Pepo tiene el pelo blanco como la nieve andina. Todas las tardes de su nueva vida en libertad, cuando Armando, el ser humano que le da de comer, se le acerca, le mete un escupitajo en la cara. Está en su naturaleza. O no. Armando Scoppa bromea que no, que es la bronca que le quedó de cuando lo explotaban en los pasillos de la villa 31. Una llama macho real usado para cotillón, para que los niños se saquen fotos con él un domingo cualquiera, como si fuera La Puna o Cochabamba. Armando entiende los rencores de Pepo con la humanidad, y deja que lance sus bolas de saliva pegajosa. Él se protege con un cartón; sabe que dos o tres impactos y ya está. Pepo no escupe más hasta la tarde siguiente.

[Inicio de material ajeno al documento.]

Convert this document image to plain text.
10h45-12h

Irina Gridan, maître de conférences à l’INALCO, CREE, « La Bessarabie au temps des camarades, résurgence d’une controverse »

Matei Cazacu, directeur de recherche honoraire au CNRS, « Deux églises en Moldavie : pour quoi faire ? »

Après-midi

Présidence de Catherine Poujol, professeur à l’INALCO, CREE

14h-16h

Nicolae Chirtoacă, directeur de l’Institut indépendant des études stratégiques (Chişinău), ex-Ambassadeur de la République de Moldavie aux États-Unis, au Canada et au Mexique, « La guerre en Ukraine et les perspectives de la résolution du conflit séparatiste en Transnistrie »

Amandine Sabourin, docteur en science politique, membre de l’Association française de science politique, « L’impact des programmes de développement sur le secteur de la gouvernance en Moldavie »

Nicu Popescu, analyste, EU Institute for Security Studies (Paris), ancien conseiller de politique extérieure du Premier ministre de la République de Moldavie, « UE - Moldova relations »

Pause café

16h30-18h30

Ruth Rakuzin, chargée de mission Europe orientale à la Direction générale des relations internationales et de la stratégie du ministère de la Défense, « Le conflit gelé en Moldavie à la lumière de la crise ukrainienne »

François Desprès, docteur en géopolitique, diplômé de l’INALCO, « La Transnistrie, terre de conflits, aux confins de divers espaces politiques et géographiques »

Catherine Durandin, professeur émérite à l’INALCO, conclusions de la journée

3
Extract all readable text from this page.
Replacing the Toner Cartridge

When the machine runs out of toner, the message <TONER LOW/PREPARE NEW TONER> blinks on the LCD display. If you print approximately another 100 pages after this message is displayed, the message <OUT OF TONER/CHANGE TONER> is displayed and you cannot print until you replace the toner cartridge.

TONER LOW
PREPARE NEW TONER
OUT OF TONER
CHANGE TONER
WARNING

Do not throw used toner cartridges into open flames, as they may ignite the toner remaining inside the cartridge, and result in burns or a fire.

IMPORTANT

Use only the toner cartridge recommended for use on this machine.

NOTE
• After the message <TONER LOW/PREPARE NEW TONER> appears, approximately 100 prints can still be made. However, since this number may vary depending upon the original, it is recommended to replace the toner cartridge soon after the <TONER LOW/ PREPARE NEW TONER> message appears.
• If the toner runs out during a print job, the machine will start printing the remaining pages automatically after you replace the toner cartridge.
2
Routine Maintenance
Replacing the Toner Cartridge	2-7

Hay momentos y lugares a los que les sobran los eufemismos. Estas dos hectáreas arboladas en General Rodríguez no podían llevar otro nombre que el que tienen. No hay misterios en lo que Armando, Gabriela y su hermana Noemí hacen. El sitio se llama El paraíso de los animales. Es una granja de rescate, refugio y cuidado de animales y es la vida, literalmente, de estos tres seres humanos.

Gabriela y Armando y Noemí se preguntan qué será de estos animales cuando ellos no estén. Sin eufemismos. Los tres responsables (Noemí se dedica a tareas administrativas y de comunicación) son el único sostén, pero tienen entre 70 y 75 años. "Somos nosotros y nadie más, cuando me muera todo esto es de los animales, pero no hay nadie más, quién los va a cuidar, no sé", dice Gabriela, alma y madre del proyecto iniciado en 1974.

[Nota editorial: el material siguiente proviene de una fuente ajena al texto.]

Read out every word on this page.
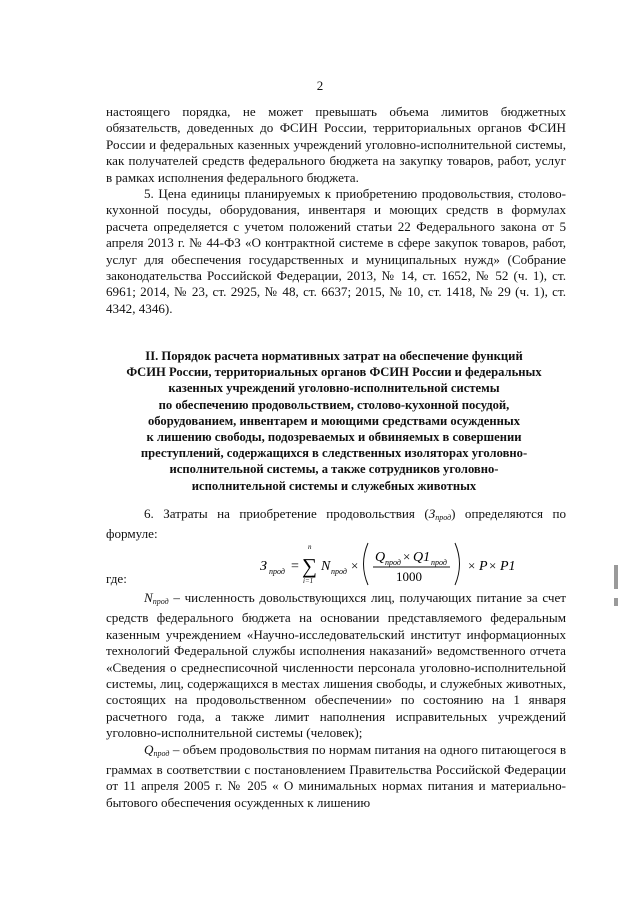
2

настоящего порядка, не может превышать объема лимитов бюджетных обязательств, доведенных до ФСИН России, территориальных органов ФСИН России и федеральных казенных учреждений уголовно-исполнительной системы, как получателей средств федерального бюджета на закупку товаров, работ, услуг в рамках исполнения федерального бюджета.

5. Цена единицы планируемых к приобретению продовольствия, столово-кухонной посуды, оборудования, инвентаря и моющих средств в формулах расчета определяется с учетом положений статьи 22 Федерального закона от 5 апреля 2013 г. № 44-ФЗ «О контрактной системе в сфере закупок товаров, работ, услуг для обеспечения государственных и муниципальных нужд» (Собрание законодательства Российской Федерации, 2013, № 14, ст. 1652, № 52 (ч. 1), ст. 6961; 2014, № 23, ст. 2925, № 48, ст. 6637; 2015, № 10, ст. 1418, № 29 (ч. 1), ст. 4342, 4346).

II. Порядок расчета нормативных затрат на обеспечение функций
ФСИН России, территориальных органов ФСИН России и федеральных
казенных учреждений уголовно-исполнительной системы
по обеспечению продовольствием, столово-кухонной посудой,
оборудованием, инвентарем и моющими средствами осужденных
к лишению свободы, подозреваемых и обвиняемых в совершении
преступлений, содержащихся в следственных изоляторах уголовно-
исполнительной системы, а также сотрудников уголовно-
исполнительной системы и служебных животных

6. Затраты на приобретение продовольствия $(З_{прод})$ определяются по формуле:

З прод =
n
∑
i=1
N прод ×
Q прод × Q1 прод
1000
× P × P1
где:

$N_{прод}$ – численность довольствующихся лиц, получающих питание за счет средств федерального бюджета на основании представляемого федеральным казенным учреждением «Научно-исследовательский институт информационных технологий Федеральной службы исполнения наказаний» ведомственного отчета «Сведения о среднесписочной численности персонала уголовно-исполнительной системы, лиц, содержащихся в местах лишения свободы, и служебных животных, состоящих на продовольственном обеспечении» по состоянию на 1 января расчетного года, а также лимит наполнения исправительных учреждений уголовно-исполнительной системы (человек);

$Q_{прод}$ – объем продовольствия по нормам питания на одного питающегося в граммах в соответствии с постановлением Правительства Российской Федерации от 11 апреля 2005 г. № 205 « О минимальных нормах питания и материально-бытового обеспечения осужденных к лишению
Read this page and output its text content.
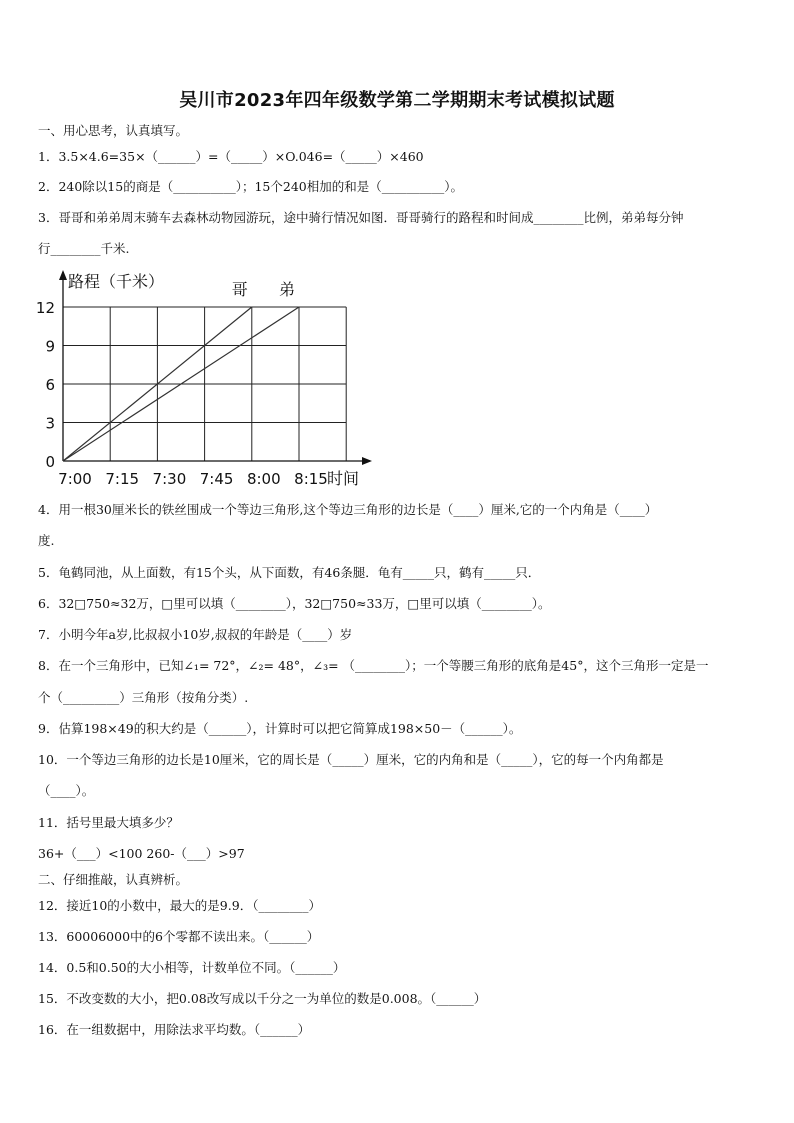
吴川市2023年四年级数学第二学期期末考试模拟试题
一、用心思考，认真填写。
1．3.5×4.6=35×（______）=（_____）×O.046=（_____）×460
2．240除以15的商是（__________）；15个240相加的和是（__________）。
3．哥哥和弟弟周末骑车去森林动物园游玩，途中骑行情况如图．哥哥骑行的路程和时间成________比例，弟弟每分钟
行________千米.
0
3
6
9
12
7:00 7:15 7:30 7:45 8:00 8:15
哥 弟
路程（千米）
时间
4．用一根30厘米长的铁丝围成一个等边三角形,这个等边三角形的边长是（____）厘米,它的一个内角是（____）
度.
5．龟鹤同池，从上面数，有15个头，从下面数，有46条腿．龟有_____只，鹤有_____只．
6．32□750≈32万，□里可以填（________），32□750≈33万，□里可以填（________）。
7．小明今年a岁,比叔叔小10岁,叔叔的年龄是（____）岁
8．在一个三角形中，已知∠₁= 72°，∠₂= 48°，∠₃= （________）；一个等腰三角形的底角是45°，这个三角形一定是一
个（_________）三角形（按角分类）.
9．估算198×49的积大约是（______），计算时可以把它简算成198×50－（______）。
10．一个等边三角形的边长是10厘米，它的周长是（_____）厘米，它的内角和是（_____），它的每一个内角都是
（____）。
11．括号里最大填多少？
36+（___）<100 260-（___）>97
二、仔细推敲，认真辨析。
12．接近10的小数中，最大的是9.9．（________）
13．60006000中的6个零都不读出来。（______）
14．0.5和0.50的大小相等，计数单位不同。（______）
15．不改变数的大小，把0.08改写成以千分之一为单位的数是0.008。（______）
16．在一组数据中，用除法求平均数。（______）
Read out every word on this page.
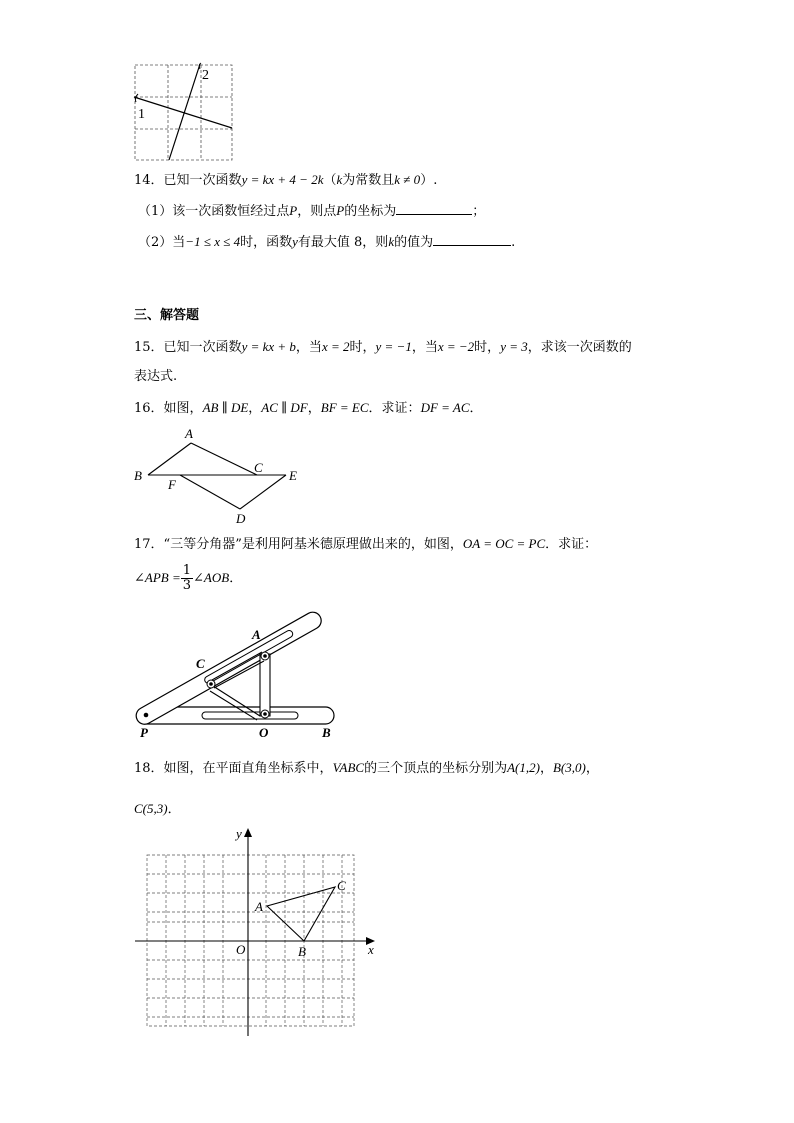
1
2
14．已知一次函数y = kx + 4 − 2k（k为常数且k ≠ 0）.
（1）该一次函数恒经过点P，则点P的坐标为	；
（2）当−1 ≤ x ≤ 4时，函数y有最大值 8，则k的值为	.
三、解答题
15．已知一次函数y = kx + b，当x = 2时，y = −1，当x = −2时，y = 3，求该一次函数的
表达式.
16．如图，AB ∥ DE，AC ∥ DF，BF = EC．求证：DF = AC．
A
B
C
E
F
D
17．“三等分角器”是利用阿基米德原理做出来的，如图，OA = OC = PC．求证：
∠APB = $\frac{1}{3}$ ∠AOB．
A
C
P	O	B
18．如图，在平面直角坐标系中，VABC的三个顶点的坐标分别为A(1,2)，B(3,0)，
C(5,3)．
x
y
O
A
B
C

En El paraíso no hay excenciones impositivas. Y hay deudas. Lo poco que tienen lo destinan a los alimentos para sus animales. La comida para los 120 perros rescatados (34 duermen con Gabriela, sí, en la misma casa dentro de este predio, y "solo tres son civilizados", bromea) les insume 1.500 pesos por día. Los 60 gatos demandan 8 bolsas de 15 kilos de comida por mes. Cada bolsa sale $1.200. La forrajería para las 37 cabras cuesta 1.000 pesos por día. Y además hay que saciar el hambre de gallinas, patos, ovejas y más.

Gabriela financió y sostuvo su paraíso durante décadas con sus altos ingresos como peluquera de perros aristócratas de Palermo Chico ("ganaba 1.200 dólares por mes, era furor, tenía anillos de oro y me movía en remís"), y la ayuda de una empresaria estadounidense, quien les regaló, entre otras cosas, media hectárea de un terreno lindero.

El paraíso no lucra con visitas al lugar (el que quiere puede ir, pero no se cobra entrada) ni entrega animales en adopción. La única manera que tiene de subsistir es con la ayuda solidaria de socios o voluntarios, que ahora no existen.
"Yo sé que con esto no voy a arreglar el mundo. Y ahora que no hay dinero es una carga", se lamenta.